First, some characters are invisible.

Many people have heard that computer typography makes use of non-printable characters which are literally invisible. But this invisibility is not some kind of defect or unique feature but rather standard behaviour. Currently, UTF-8 is one of the most common text encodings, and it is being used on virtually every modern website. One of its many advantages is that it’s chock-full of invisible characters! These include, for example Zero Width Space (U+200B). Here it is: "". Can you see it? No? And yet it's right there.

https://habrahabr.ru/post/243351

A text editor or processor can render a text containing this character or take certain steps to make it visible.

Of course, the way characters are displayed depends on the specific font being used as well as on the text editor.

https://habrahabr.ru/post/311518

How can one use characters of this kind?

I remember how, many years ago, I sometimes took advantage of nonprintable characters to make my "target" max out their traffic or database storage space quota. For example, I would write "Hello! What's up?" and add thousands of invisible characters to the phrase. A short message becomes rather bulky.

The Anti-virus Times has already written about email bombs, but what should a bomb located within text be called?

Spies can meddle with invisible characters too:

…is there a way to make a text completely invisible?

We turn every byte in a string into a three-digit octal number and replace every digit with an invisible character.

https://habrahabr.ru/post/312184

Malware authors can as well:

The first method was used to make code look like it was written in JavaScript, while the second one changed it beyond recognition and the third rendered it completely invisible.

The code would consist of two sections: the visible section (which can be obfuscated using one of the techniques described above) and the invisible section.

As far as the visible section goes, no explanation is required. But the trick with the invisible part is this: we feed our harmful code (why else would we need to hide it?) into our obfuscation-and-invisibility engine, which turns the script from visible to invisible, i.e., a string consisting of a tab and space characters.

https://habrahabr.ru/post/112530

So obfuscation routines are used to hide the code in plain sight. Anyone viewing the code will only see the visible section which facilitates the extraction and decompression/rearrangement of the malicious code. But the malicious code will remain invisible. As if it doesn't exist.

An anti-virus will definitely find the code and parse it—after all, it is an application. But the user will be perplexed and will probably consider the file to be harmless.

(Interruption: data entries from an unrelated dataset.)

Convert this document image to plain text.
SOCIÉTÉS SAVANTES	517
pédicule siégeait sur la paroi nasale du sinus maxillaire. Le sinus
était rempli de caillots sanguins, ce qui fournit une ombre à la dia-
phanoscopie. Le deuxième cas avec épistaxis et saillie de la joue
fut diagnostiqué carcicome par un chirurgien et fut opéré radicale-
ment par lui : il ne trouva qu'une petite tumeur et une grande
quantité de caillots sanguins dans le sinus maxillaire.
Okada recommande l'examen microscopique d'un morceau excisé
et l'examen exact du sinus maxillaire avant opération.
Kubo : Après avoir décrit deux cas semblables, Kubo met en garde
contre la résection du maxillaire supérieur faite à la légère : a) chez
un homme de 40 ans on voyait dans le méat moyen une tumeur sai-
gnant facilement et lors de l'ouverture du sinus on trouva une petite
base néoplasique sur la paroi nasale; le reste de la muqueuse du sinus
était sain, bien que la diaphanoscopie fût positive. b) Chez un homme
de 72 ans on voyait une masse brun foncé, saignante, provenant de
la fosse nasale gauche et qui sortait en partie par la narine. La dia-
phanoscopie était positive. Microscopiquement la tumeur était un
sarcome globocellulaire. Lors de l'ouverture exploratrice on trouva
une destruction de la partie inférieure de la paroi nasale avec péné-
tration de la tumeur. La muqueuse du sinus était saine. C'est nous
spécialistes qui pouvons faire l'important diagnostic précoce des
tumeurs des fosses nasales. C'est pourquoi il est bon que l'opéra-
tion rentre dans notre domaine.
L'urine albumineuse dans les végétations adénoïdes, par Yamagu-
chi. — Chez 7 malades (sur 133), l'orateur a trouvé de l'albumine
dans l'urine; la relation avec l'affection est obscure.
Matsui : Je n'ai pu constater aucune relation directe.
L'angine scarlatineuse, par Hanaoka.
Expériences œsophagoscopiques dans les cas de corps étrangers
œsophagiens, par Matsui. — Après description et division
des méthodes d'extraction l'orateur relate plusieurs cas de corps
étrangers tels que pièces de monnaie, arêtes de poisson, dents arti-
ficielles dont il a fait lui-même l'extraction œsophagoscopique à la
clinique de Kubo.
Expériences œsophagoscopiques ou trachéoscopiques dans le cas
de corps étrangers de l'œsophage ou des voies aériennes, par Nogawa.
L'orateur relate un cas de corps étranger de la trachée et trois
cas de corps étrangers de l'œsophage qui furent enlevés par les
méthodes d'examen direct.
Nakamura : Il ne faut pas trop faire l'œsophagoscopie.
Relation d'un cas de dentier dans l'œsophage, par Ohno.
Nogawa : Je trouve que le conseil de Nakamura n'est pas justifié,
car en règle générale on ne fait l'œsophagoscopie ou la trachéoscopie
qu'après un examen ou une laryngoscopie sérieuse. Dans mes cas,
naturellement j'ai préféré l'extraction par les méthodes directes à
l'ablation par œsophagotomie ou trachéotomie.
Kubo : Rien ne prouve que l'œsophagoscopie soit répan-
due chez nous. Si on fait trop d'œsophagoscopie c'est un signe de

Ladies and gentlemen, here is an example

Let's consider this piece of code:

alert("Hello world!");

Once our obfuscation engine has processed the code (I won't go into the details because they’re not particularly interesting), it will output something like this:

#drweb

Please note that the semi-colon is located inside the quotation marks, while in reality that’s not the case (you can verify this by opening it in virtually any text editor, such as Sublime ).

And here is what the decoding routine looks like:

var revealJS = function(s){return s.match(/(.{4})/g).map(function(b){return b.split('').map(function(i){return Array.apply(null,{length:10}).map(Number.call,Number).concat('abcdef'.split(''))['⁡‌‍‎‏‪‫‬‭‮'.split('').indexOf(i)]})}).map(function(c){return String.fromCharCode(0+"x"+c.join(''))}).join('')}

https://habrahabr.ru/post/243351

Want to see how the “helloworld” variable will be displayed in a browser? Open the link from which you've copied this string. Quite impressive.

And here is the conclusion from a post about the search for an employee engaged in espionage.

This is something that could happen, so it’s vital that you understand the risks involved in copying pieces of text.

https://habrahabr.ru/post/352950

The Anti-virus Times recommends

In our Anti-virus Times articles, we often mention that copying text or links can be hazardous. This issue sheds some light on another aspect of the problem: by copying a piece of text, you can inadvertently also copy some code or a message. It may prove to be harmless or malicious—you won't be able to see the difference. Meanwhile, an anti-virus doesn't rely on vision and won't fall for tricks of this kind.